Applying an ML model to the feature vector for prediction is crucial when responding to real-time requests using machine learning. However, using Golang can complicate things. Different approaches can be taken, such as using an -
- Inference endpoint
- Custom application code
- Cross-runtime algorithms
- Portable model formats
When the training environment is different from the runtime environment, like PySpark for training and Golang for runtime, it can be challenging to use models trained with standard data science stacks such as sklearn, XGBoost, SparkML, and TensorFlow. Several approaches can be used to deal with these limitations, but pure Go implementations still need to be improved.
What are the Challenges of Real-time Machine Learning?
There are many challenges facing continual learning, both theoretical and practical.
Continual learning challenges traditional machine learning approaches by removing the notion of epochs and convergence. In this approach, the model encounters each data point only once, and there is no stationary point to converge to, as the underlying data distribution is constantly shifting. Another challenge is evaluating the model, as traditional batch training evaluates the model on stationary test sets. Continual learning, on the other hand, requires online evaluation using current data. Companies often subject new models to offline tests before deploying them online and then evaluate them in parallel with existing models via A/B testing to ensure they perform better. The choice of evaluation metric is also a critical consideration.
A standard infrastructure for online training currently needs to be available, leaving companies to build their in-house solutions. While some companies have adopted a streaming architecture with parameter servers, others have kept their online training infrastructure confidential as it provides them with a competitive advantage. As a result, more publicly available information on the infrastructure companies use for online training must be available.
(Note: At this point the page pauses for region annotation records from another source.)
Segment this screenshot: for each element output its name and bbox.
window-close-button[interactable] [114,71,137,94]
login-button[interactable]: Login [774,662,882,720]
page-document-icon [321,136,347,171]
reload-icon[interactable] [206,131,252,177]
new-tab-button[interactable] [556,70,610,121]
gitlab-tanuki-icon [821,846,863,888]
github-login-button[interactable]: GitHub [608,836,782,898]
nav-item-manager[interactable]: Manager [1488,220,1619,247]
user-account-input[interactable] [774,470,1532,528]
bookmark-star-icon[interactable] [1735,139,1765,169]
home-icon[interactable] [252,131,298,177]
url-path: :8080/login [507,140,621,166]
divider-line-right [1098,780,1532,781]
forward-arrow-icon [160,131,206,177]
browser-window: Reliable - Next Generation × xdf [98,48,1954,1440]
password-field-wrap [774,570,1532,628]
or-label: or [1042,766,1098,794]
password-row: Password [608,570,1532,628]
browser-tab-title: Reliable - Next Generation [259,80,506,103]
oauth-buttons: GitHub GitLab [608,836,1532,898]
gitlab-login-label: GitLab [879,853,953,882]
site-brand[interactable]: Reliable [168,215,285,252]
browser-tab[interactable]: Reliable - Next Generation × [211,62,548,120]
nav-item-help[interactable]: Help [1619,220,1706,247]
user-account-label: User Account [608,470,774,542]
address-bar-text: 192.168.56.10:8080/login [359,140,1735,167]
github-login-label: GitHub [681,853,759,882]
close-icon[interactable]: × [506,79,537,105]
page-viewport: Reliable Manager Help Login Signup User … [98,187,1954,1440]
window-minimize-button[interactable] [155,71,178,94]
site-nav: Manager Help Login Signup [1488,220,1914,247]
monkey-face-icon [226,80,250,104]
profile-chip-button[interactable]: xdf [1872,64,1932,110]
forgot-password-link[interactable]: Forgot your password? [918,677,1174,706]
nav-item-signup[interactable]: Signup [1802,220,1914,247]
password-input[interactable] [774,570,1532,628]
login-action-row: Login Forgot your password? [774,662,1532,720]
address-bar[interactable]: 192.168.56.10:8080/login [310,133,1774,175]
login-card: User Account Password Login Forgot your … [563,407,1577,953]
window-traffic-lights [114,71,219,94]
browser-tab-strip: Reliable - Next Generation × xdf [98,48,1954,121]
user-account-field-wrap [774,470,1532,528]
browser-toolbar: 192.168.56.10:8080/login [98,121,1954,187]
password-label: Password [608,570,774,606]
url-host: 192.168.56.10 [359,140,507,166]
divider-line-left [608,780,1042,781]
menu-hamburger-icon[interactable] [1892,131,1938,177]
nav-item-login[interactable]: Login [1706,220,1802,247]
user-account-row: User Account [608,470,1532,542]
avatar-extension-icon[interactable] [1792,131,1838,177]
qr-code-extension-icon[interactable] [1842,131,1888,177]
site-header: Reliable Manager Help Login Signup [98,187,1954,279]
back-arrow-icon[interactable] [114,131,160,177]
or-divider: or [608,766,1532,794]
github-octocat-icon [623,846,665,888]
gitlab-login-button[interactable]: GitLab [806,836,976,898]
In conclusion, real-time machine learning is a powerful tool that can benefit businesses significantly. Still, it requires a mature streaming infrastructure and collaboration between the data science/ML and platform teams to be effectively implemented. Fortunately, many solutions are now available to make streaming more straightforward and accessible. Companies can also take advantage of surveys like the one conducted better to understand the challenges and adoption of real-time ML. With the help of teams specializing in online prediction, model evaluation, and automated training, businesses can unlock the full potential of real-time machine learning and gain a competitive advantage in their industries.